If dry ammonia gas is passed through anhydrous copper sulfate, will it turn blue (due to the formation of tetraamminecopper(II) complex)? Or will silver chloride form diamminesilver(I) complex in liquid ammonia?
If the above complexes do not get formed in non-aqueous mediums, why is it so?
It should be noted that ammonia is a mildly polar solvent and that (for instance) you can prepare $\ce{[Cu(NH3)6]^2+}$ by reaction with liquid ammonia1. The description of the geometry (two pages earlier) of $\ce{CuSO4.5H2O}$ (namely containing a square planar $\ce{[Cu(H2O)4]^2+}$ unit with two additional $\ce{[SO4]^2-}$ above and below the plane) suggests that ammine ligands could fulfill a similar role to water.
Bear in mind that passing ammonia gas over a solid will probably mean that if the reaction happens it will only happen near grain surfaces.

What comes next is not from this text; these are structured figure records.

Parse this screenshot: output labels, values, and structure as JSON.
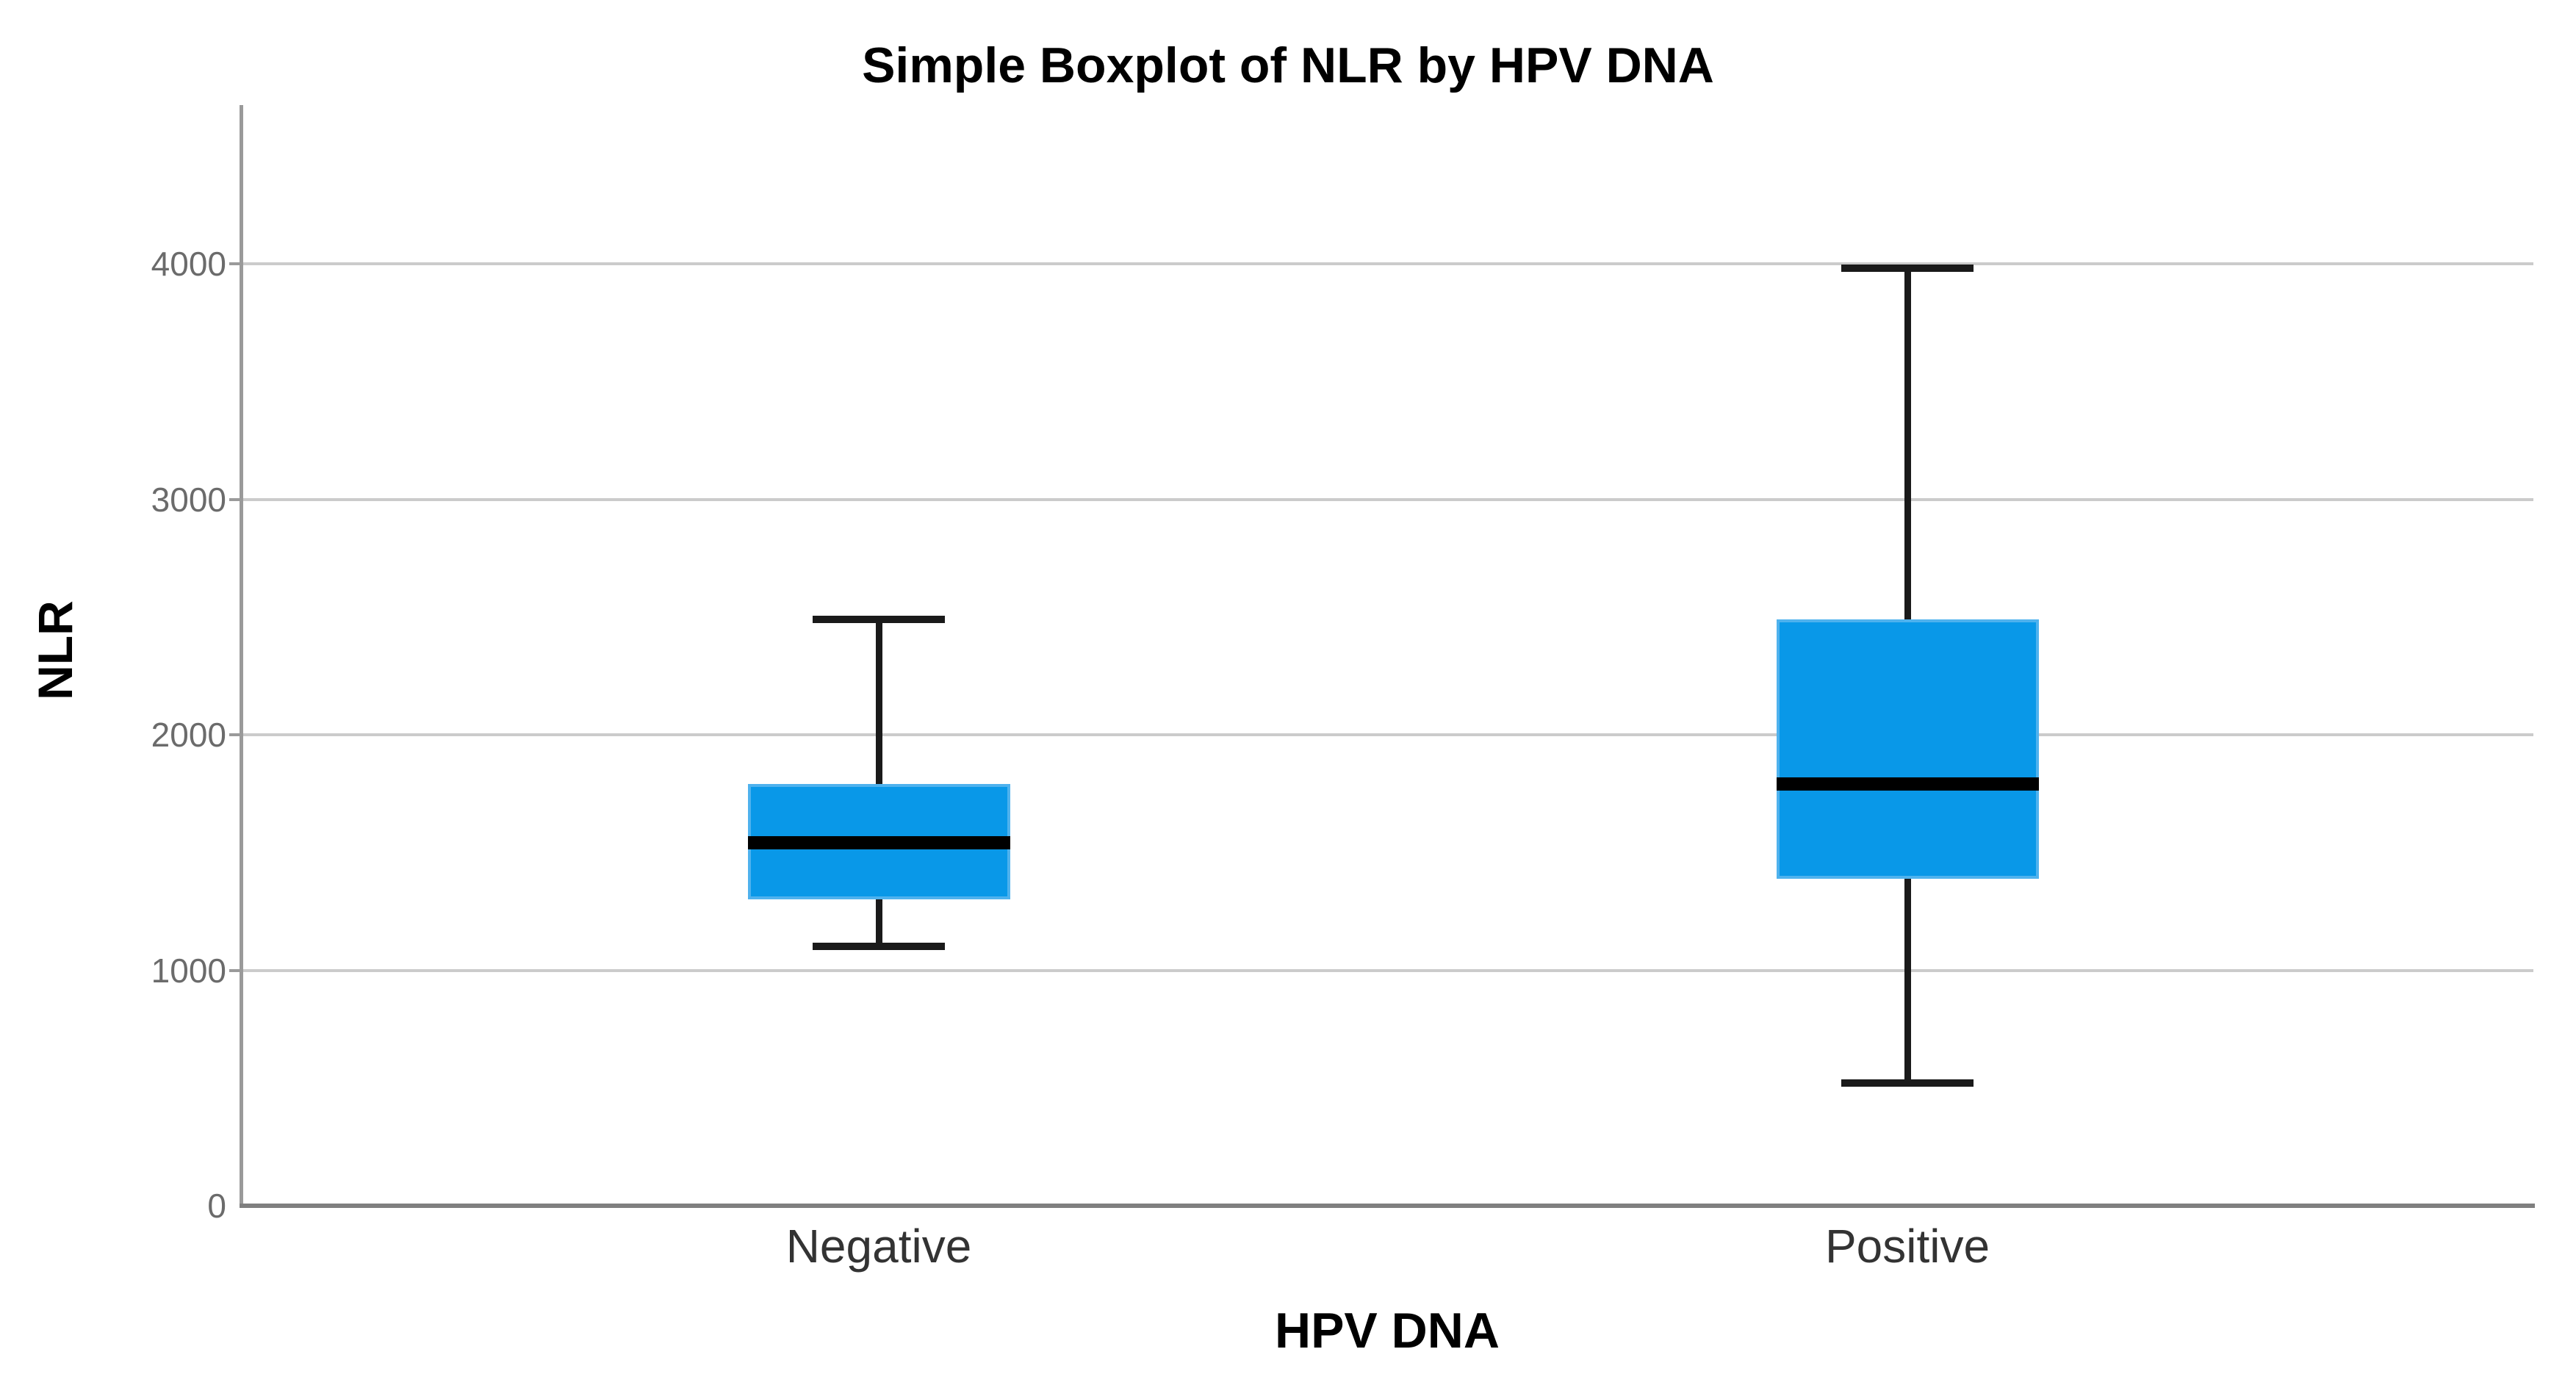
{
  "chart_data": {
    "type": "boxplot",
    "title": "Simple Boxplot of NLR by HPV DNA",
    "xlabel": "HPV DNA",
    "ylabel": "NLR",
    "categories": [
      "Negative",
      "Positive"
    ],
    "y_ticks": [
      0,
      1000,
      2000,
      3000,
      4000
    ],
    "ylim": [
      0,
      4670
    ],
    "grid": true,
    "legend_position": "none",
    "series": [
      {
        "category": "Negative",
        "min": 1100,
        "q1": 1300,
        "median": 1540,
        "q3": 1790,
        "max": 2490,
        "outliers": []
      },
      {
        "category": "Positive",
        "min": 520,
        "q1": 1390,
        "median": 1790,
        "q3": 2490,
        "max": 3980,
        "outliers": []
      }
    ],
    "colors": {
      "box_fill": "#0998e8",
      "box_edge": "#4fb2ee",
      "median": "#000000",
      "whisker": "#1a1a1a",
      "gridline": "#cbcbcb",
      "y_axis_line": "#9a9a9a",
      "x_axis_line": "#7f7f7f",
      "tick_label": "#6b6b6b",
      "category_label": "#333333",
      "title": "#000000"
    }
  }
}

To answer your second suggestion, Housecroft and Sharpe1 identifies a reaction producing $\ce{[Ag(NH3)4]+}$ from $\ce{Ag2O}$ in liquid $\ce{NH3}$.
Hope this is informative.
[1] Housecroft, C. E.; Sharpe, A. G. Inorganic Chemistry, 2nd Edition; Pearson Prentice Hall, 2005; pp. 635–637, 693.
I cannot answer concerning the $\ce{[Ag(NH3)2]+}$ complex, because I don’t know enough about it.
I do know, however, that the tetraamminecopper(II) complex is better considered a tetraamminediaquacopper(II) complex $\ce{[Cu(H2O)2(NH3)4]^2+}$. Structurally, the four ammine ligands form an almost square planar geometry around the copper cation and have rather short bond lengths. The two aqua ligands are on the axial positions (trans if you wish) and have a significantly larger bond length due to Jahn-Teller distortion. The complex is in-between octahedral and square planar geometry. Professor Klüfers’ web scriptum to his general and inorganic chemistry course gives $\ce{Cu-N}$ bond lengths of $203~\mathrm{pm}$ and $\ce{Cu-O}$ bond lengths of $251~\mathrm{pm}$. This is consistant with $\ce{[Cu(H2O)6](ClO4)2}$ where the equatorial oxygens are $195~\mathrm{pm}$ from the central copper ion and the axial ones are $238~\mathrm{pm}$.
In liquid ammonia, there are no water molecules present that could be used to generate this complex. Instead, as Richard correctly stated, a hexaamminecopper(II) complex is formed. You could also argue that the concentration of ammonia is high enough in liquid ammonia (compare to ammonia concentrations in aquaeous solutions) that all six coordination sites can be filled.
Generally, there is no restriction for coordination compounds to form only in aquaeous solutions. Well-known examples would include every single palladium-catalysed organic reaction in organic sovlents, the Sharpless epoxidation which uses a $\ce{[Ti(tartrate)(OR)2]2}$ catalyst and many organometallic compounds that exist in coordination clusters in solution. In one lab course, I was assigned to generate $\ce{[Ni(DMSO)6][NiCl4]}$ (termed $\ce{NiCl2 . 3 DMSO}$) from anhydrous $\ce{NiCl2}$ in DMSO by dissolving and filtration.